Any errors incurred during the submission process will be reported prior to the submission of the job. These include:
  • Error in the formatting of the coordinates files, should be standard PDB format.
  • Error in PDB code if not present in our local database.
  • Missing information in the submission form: missing chain ID; method to calculated the secondary structure: i.e. DSSP or own assigment.
  • Different size PDB file and secondary structure if provided by user.

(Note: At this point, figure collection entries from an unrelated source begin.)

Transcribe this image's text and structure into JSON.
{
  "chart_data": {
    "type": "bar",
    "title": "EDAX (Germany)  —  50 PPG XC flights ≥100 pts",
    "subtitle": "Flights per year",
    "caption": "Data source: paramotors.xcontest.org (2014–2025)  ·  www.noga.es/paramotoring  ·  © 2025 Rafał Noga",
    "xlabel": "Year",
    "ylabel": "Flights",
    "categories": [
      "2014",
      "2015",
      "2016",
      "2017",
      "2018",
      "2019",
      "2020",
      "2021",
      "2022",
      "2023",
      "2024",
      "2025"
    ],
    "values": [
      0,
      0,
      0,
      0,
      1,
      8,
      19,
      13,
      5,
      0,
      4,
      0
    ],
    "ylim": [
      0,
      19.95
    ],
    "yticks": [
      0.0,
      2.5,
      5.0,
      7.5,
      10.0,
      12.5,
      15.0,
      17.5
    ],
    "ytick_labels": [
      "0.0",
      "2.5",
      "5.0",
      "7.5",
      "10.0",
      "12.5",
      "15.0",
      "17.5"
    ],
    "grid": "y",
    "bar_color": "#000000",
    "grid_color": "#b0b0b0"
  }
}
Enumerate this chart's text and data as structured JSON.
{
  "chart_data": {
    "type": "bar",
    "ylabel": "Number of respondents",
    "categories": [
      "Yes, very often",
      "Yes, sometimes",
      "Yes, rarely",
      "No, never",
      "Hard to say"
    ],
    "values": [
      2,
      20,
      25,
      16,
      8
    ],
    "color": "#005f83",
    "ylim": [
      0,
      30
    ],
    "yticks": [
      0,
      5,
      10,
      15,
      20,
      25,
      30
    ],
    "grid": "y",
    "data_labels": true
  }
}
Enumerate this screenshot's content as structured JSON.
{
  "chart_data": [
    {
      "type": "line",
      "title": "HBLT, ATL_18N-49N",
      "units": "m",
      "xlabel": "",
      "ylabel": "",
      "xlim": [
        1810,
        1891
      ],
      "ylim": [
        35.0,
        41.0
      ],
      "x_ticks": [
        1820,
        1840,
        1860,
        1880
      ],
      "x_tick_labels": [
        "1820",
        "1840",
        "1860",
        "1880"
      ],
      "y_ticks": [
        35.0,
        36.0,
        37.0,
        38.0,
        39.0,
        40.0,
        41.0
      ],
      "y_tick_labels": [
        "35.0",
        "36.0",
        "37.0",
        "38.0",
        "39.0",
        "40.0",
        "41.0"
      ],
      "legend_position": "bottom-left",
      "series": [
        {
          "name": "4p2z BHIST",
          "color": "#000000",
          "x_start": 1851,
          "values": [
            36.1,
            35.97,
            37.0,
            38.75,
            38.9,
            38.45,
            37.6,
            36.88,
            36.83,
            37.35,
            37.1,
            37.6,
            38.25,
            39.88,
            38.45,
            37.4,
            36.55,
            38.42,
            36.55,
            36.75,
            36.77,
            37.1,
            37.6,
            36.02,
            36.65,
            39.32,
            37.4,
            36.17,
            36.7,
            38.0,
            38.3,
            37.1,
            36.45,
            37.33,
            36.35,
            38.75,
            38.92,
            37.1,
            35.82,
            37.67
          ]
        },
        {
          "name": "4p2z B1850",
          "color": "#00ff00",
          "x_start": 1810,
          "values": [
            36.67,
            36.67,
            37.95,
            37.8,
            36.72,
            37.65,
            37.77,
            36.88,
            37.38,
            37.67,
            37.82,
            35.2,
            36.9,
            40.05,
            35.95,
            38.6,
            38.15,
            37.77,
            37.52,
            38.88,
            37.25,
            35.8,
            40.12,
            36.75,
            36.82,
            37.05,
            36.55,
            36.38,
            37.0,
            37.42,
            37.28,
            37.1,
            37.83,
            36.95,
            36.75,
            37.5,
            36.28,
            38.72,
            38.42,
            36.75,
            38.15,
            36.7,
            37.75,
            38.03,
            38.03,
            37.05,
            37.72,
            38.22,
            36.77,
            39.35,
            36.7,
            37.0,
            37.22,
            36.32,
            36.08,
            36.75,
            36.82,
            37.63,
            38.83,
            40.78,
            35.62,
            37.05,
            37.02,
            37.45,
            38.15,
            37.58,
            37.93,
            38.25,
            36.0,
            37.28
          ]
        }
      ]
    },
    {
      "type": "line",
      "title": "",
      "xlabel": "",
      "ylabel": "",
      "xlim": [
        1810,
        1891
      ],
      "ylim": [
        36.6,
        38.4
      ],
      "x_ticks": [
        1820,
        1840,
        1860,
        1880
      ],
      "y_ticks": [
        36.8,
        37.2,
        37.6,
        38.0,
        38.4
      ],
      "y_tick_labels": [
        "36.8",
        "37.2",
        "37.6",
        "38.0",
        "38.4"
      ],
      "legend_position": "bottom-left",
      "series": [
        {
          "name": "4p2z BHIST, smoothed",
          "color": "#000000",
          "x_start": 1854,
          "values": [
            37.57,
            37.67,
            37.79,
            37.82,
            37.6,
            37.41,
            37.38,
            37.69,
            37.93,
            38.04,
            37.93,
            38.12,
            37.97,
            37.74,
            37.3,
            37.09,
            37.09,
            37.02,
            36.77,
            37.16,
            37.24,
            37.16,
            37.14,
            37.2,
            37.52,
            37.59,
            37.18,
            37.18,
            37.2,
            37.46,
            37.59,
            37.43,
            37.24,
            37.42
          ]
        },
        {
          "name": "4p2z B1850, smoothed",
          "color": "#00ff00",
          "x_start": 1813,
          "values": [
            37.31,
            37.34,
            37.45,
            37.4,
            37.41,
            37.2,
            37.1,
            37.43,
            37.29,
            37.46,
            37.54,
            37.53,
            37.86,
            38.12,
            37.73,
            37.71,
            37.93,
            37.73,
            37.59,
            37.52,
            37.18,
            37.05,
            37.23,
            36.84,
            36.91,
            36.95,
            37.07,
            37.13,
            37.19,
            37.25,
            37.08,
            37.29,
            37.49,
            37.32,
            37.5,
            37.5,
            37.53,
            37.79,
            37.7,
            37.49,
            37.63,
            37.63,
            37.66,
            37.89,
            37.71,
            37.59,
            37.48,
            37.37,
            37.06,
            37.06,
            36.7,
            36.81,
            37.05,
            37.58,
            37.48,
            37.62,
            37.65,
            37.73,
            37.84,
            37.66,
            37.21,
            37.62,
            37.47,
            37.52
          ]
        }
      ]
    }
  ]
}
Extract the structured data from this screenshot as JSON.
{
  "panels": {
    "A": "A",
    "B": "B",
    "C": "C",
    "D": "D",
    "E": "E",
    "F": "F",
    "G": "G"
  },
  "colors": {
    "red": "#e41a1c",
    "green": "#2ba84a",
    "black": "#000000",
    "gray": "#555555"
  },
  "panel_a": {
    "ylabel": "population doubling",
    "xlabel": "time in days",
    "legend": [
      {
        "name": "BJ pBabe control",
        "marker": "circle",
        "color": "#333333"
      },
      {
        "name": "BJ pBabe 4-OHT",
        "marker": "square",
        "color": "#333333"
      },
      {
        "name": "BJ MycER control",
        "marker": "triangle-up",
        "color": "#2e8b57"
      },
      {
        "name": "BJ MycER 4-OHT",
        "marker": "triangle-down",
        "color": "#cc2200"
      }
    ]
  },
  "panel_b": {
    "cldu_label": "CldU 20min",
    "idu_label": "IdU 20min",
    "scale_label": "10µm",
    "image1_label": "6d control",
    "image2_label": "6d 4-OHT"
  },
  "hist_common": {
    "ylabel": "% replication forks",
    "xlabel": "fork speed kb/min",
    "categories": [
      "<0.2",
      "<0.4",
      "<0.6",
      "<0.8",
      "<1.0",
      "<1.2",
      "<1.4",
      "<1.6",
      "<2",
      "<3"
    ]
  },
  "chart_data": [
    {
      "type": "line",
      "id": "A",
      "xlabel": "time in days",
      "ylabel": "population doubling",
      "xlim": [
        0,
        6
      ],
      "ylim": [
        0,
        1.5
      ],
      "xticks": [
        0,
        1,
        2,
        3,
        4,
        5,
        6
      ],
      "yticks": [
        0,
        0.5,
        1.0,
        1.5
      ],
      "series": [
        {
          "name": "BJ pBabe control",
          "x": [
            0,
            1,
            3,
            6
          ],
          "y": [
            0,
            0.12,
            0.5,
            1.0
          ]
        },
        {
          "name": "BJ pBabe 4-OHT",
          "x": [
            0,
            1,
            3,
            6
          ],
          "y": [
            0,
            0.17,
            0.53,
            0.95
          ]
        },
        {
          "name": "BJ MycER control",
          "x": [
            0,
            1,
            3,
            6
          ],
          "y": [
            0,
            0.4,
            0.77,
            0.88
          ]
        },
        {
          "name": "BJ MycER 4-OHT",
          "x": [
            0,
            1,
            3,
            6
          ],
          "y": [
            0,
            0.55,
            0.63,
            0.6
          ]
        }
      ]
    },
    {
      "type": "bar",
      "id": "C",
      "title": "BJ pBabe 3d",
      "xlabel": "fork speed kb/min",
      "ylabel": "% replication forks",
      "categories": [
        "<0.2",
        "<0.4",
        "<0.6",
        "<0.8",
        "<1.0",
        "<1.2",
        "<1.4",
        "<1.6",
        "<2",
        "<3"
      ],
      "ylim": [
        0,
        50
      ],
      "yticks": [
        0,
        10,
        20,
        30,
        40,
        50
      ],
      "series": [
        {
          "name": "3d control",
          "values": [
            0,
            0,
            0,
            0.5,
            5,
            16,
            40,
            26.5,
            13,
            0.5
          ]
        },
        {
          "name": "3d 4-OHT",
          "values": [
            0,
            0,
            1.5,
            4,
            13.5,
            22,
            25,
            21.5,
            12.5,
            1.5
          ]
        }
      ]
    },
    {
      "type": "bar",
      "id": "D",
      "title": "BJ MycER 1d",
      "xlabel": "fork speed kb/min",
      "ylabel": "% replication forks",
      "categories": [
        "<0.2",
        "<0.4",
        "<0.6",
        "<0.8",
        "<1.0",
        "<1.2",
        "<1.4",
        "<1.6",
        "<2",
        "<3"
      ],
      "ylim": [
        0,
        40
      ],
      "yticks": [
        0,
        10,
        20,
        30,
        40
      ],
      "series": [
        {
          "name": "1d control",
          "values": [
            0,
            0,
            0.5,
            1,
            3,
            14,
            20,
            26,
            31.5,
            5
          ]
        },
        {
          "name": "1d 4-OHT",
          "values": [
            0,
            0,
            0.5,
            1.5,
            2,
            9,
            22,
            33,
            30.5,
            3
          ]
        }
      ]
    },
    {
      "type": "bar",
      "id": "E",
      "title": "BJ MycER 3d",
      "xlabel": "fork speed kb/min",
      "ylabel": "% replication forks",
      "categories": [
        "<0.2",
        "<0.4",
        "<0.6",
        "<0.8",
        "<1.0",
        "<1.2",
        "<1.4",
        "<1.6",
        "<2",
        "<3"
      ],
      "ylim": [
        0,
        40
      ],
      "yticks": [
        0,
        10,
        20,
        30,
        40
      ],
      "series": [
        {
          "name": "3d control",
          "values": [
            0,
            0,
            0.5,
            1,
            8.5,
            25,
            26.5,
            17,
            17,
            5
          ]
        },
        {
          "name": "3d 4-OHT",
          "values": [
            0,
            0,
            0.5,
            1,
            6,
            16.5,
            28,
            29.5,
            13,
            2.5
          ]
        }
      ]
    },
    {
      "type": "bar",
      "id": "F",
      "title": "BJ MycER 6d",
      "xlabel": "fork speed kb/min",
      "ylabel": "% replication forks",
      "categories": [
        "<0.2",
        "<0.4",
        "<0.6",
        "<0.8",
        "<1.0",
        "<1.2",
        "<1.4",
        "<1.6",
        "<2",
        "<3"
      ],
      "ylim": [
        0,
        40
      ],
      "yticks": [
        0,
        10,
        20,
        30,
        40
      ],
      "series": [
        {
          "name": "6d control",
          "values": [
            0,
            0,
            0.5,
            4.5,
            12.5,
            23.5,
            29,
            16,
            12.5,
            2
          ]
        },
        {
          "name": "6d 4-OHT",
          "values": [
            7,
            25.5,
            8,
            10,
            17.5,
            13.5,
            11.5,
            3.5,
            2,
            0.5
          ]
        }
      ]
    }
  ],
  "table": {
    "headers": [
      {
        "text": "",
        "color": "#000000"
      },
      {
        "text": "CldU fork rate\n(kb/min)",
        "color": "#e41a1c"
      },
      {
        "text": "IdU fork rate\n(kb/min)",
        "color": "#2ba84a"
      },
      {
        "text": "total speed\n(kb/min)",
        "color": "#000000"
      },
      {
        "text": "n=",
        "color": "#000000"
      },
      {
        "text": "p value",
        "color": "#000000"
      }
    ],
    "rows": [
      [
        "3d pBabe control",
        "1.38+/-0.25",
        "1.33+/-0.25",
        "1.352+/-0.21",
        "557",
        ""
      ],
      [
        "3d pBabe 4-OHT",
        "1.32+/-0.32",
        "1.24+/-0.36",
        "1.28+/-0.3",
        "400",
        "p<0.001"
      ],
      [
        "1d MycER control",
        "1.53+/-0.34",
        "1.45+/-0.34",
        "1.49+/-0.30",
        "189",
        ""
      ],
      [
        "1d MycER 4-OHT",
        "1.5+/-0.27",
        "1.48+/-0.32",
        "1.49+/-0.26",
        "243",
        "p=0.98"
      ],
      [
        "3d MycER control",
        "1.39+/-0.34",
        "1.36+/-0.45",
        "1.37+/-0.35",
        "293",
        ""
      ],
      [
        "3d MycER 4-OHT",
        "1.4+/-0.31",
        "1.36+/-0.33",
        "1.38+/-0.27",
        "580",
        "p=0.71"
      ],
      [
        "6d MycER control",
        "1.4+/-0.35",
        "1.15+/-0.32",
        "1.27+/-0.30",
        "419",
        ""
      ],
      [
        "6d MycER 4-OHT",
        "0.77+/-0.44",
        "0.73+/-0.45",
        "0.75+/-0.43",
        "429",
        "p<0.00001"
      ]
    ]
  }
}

The number of C-alphas in the PDB file are checked against the lenght of the secondary structure string and an error is reported if different.
There are also a number of situation that can arise during the execution of the tasks that can result in not returning any results. These include:
  • Task 1. The protein does not contain smotifs. The minimum unit for Frag'r'Us to work is a regular secondary structure (alpha/beta-strand) followed by a loop and by a second regular secondary structure If this minimum unit is not present, then Frag'r'Us will fail to located smotifs.
  • Task 2. The search does not yield any results. If parameters for the search of suitable smotifs is too restrictive, i.e. tolerance of D, delta, theta and rho variable is set too low, there is the risk that no geometrically equivalent smotifs will be found. If this happens, increase the tolerance values. The default values are a good start.
  • Task 3. The fitting of smotifs does not yields any results. This could be due, if clashes filtes is active, to the fact that smotifs does not fit the new protein without having serious steric clashes. To overcome this situation, a new search could be done using more tolerance geometry matches, that will increase the number of candidate smotifs.
  • Protein chain breaks, missformating coordinate files, etc. Errors in the coordinates file will affect the process, so it is advisable to check the numbering and consistency of the PDB file.
Jobs are monitored and logged in a file: Log file, that is downloadable. This file can be examined to understand the cause of the errors. Users can also contact authors for further support.